Overslaan en naar de inhoud gaan

Tafeleend Aythya ferina

Foto: Kees Venneker

Indeling

Anatidae [familie]
Aythya [genus] (8/3)
ferina [soort]

Herkenning
42-49 cm. Lang, schuin oplopend voorhoofd met hoge kruin. Mannetje met egaal kastanjerode kop en nek, contrasterend met gespikkeld lichtgrijs lichaam en zwarte borst, onder- en bovenstaart.

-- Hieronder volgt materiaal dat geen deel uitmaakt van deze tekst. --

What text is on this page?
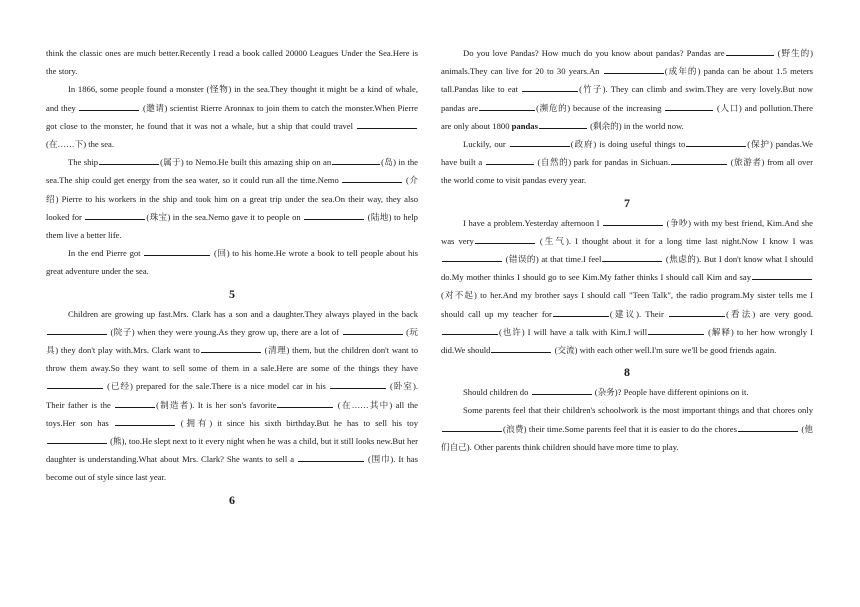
think the classic ones are much better.Recently I read a book called 20000 Leagues Under the Sea.Here is the story.

In 1866, some people found a monster (怪物) in the sea.They thought it might be a kind of whale, and they	(邀请) scientist Rierre Aronnax to join them to catch the monster.When Pierre got close to the monster, he found that it was not a whale, but a ship that could travel  (在……下) the sea.

The ship	(属于) to Nemo.He built this amazing ship on an	(岛) in the sea.The ship could get energy from the sea water, so it could run all the time.Nemo	(介绍) Pierre to his workers in the ship and took him on a great trip under the sea.On their way, they also looked for	(珠宝) in the sea.Nemo gave it to people on	(陆地) to help them live a better life.

In the end Pierre got	(回) to his home.He wrote a book to tell people about his great adventure under the sea.

5

Children are growing up fast.Mrs. Clark has a son and a daughter.They always played in the back (院子) when they were young.As they grow up, there are a lot of	(玩具) they don't play with.Mrs. Clark want to	(清理) them, but the children don't want to throw them away.So they want to sell some of them in a sale.Here are some of the things they have (已经) prepared for the sale.There is a nice model car in his	(卧室). Their father is the	(制造者). It is her son's favorite	(在……其中) all the toys.Her son has	(拥有) it since his sixth birthday.But he has to sell his toy (熊), too.He slept next to it every night when he was a child, but it still looks new.But her daughter is understanding.What about Mrs. Clark? She wants to sell a	(围巾). It has become out of style since last year.

6

Do you love Pandas? How much do you know about pandas? Pandas are	(野生的) animals.They can live for 20 to 30 years.An	(成年的) panda can be about 1.5 meters tall.Pandas like to eat	(竹子). They can climb and swim.They are very lovely.But now pandas are	(濒危的) because of the increasing	(人口) and pollution.There are only about 1800 pandas	(剩余的) in the world now.

Luckily, our	(政府) is doing useful things to	(保护) pandas.We have built a	(自然的) park for pandas in Sichuan.	(旅游者) from all over the world come to visit pandas every year.

7

I have a problem.Yesterday afternoon I	(争吵) with my best friend, Kim.And she was very	(生气). I thought about it for a long time last night.Now I know I was (错误的) at that time.I feel	(焦虑的). But I don't know what I should do.My mother thinks I should go to see Kim.My father thinks I should call Kim and say (对不起) to her.And my brother says I should call "Teen Talk", the radio program.My sister tells me I should call up my teacher for	(建议). Their	(看法) are very good.(也许) I will have a talk with Kim.I will	(解释) to her how wrongly I did.We should	(交流) with each other well.I'm sure we'll be good friends again.

8

Should children do	(杂务)? People have different opinions on it.

Some parents feel that their children's schoolwork is the most important things and that chores only(浪费) their time.Some parents feel that it is easier to do the chores	(他们自己). Other parents think children should have more time to play.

In vlucht met brede, bleekgrijze streep over bovenvleugel, contrasterend met donkergrijze voorvleugel. Snavel donkergrijs met brede bleek blauwgrijze band over midden, snavelpunt zwart. Vrouwtje gelig bruin, met donkerbruine kruin en grijze plekken rond snavelbasis, op wangen en keel. Rug, schouders en zijden grijsbruin gespikkeld; snavel als bij mannetje maar minder helder. Mannetje in eclipskleed als vrouwtje maar bovendelen grijzer. Juveniel als vrouwtje maar bovendelen minder grijs gespikkeld.

Verspreiding en voorkomen
Broedvogel van zuidelijk Scandinavië en Duitsland tot in oostelijk China en Rusland. Standvogel in delen van Noordwest- en Zuidoost-Europa. Wintergast in West- en Zuid-Europa, Noord- en Oost-Afrika, en delen van Zuidwest, Zuid- en Oost-Azië. In Nederland een vrij schaarse broedvogel, jaarrond aanwezig, doortrekker en wintergast in vrij groot aantal.

Biotopen
In broedseizoen op open water van meren, grote vijvers met drijvende vegetatie en voldoende aanbod van plantaardig en dierlijk voedsel, bij voorkeur met voldoende dekking. Buiten broedtijd in groepen op open, bij voorkeur zoet water.

Voedsel
Zoekt duikend voedsel tot op 2,5 m diepte, maar foerageert ook met alleen kop en nek onder water, en grondelend. Eet zaden, wortelstokken, knoppen, loten en bladeren van waterplanten, ook dierlijk voedsel zoals garnaaltjes, schelpdieren, wormen, insecten en kikkervisjes.

Eieren
Aantal eieren in legsel meestal 6-11, zo nu en dan tot 18. Elliptisch tot buikig. Glad maar niet glanzend. Lichtgroenachtig tot groenachtig-grijs, soms met geelbruine tint. Formaat 60,7 x 44,2.

Geluiden
Zwijgzaam. Vrouwtje heeft een grommend geluid.